While these proposed reforms to the Electoral Count Act may sound small and technical, they could significantly bolster American democracy by ensuring a peaceful transition of power.
"Democracies today don't die through coups or wars," said Rachel Kleinfeld, a senior fellow in the Democracy, Conflict and Governance Program at the Carnegie Endowment for International Peace. "The way that most democracies right now are failing is [...] by elected leaders with undemocratic tendencies altering the rules of the game."
For the last 15 years, there has been a steady decline in democracies globally — and the U.S. is no exception, said Kleinfeld, who is also a member of the task force. So it's not a question of if these problems will happen, but when, she added.

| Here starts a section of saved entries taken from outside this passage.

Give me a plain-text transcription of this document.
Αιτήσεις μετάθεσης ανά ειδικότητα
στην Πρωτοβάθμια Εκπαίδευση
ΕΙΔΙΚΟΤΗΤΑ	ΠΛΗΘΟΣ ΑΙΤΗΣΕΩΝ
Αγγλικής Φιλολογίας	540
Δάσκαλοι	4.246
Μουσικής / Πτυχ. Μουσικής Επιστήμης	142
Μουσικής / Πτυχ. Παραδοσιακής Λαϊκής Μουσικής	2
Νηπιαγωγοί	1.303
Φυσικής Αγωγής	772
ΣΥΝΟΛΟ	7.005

Jan. 6 is the latest and worst example to date of an attack on American democracy, but there have been regular abuses of the Electoral Count Act for the last two decades, Noti said. And they've been getting progressively worse.
"This is not the area to wait for something to break and fix it after," said Noti, who like Kleinfeld is a member of the task force. "If this breaks and we go down the nightmare road of a truly unresolved presidential election — imagine dueling inaugurations on Inauguration Day. Imagine the chaos and violence that could ensue. That's too late at that point."
Experts say now is the best time to reform the Electoral Count Act since the 2024 election is still years away and neither party can predictably benefit from modernizing the law.
Former Rep. Zach Wamp of Tennessee, a Republican who co-chairs Issue One's Reformers Caucus, said he has had conversations with current members of Congress about updating the Electoral Count Act and he believes both parties can come together on this issue.
"We are all Americans first. Our parties come way down the list. Too many people have made party politics their religion, and that is now interfering in civil government and the continuity of this democratic republic," Wamp said. "[Reforming the law] has nothing to do with a partisan advantage or disadvantage."
At the end of January, the task force released its initial post-election report detailing the lessons learned from the 2020 contest and recommendations for how to improve future elections. Then in July, the task force issued an update outlining "concerning trends" that had developed over the last six months, including legislation that limits voter access and threats of violence against election workers.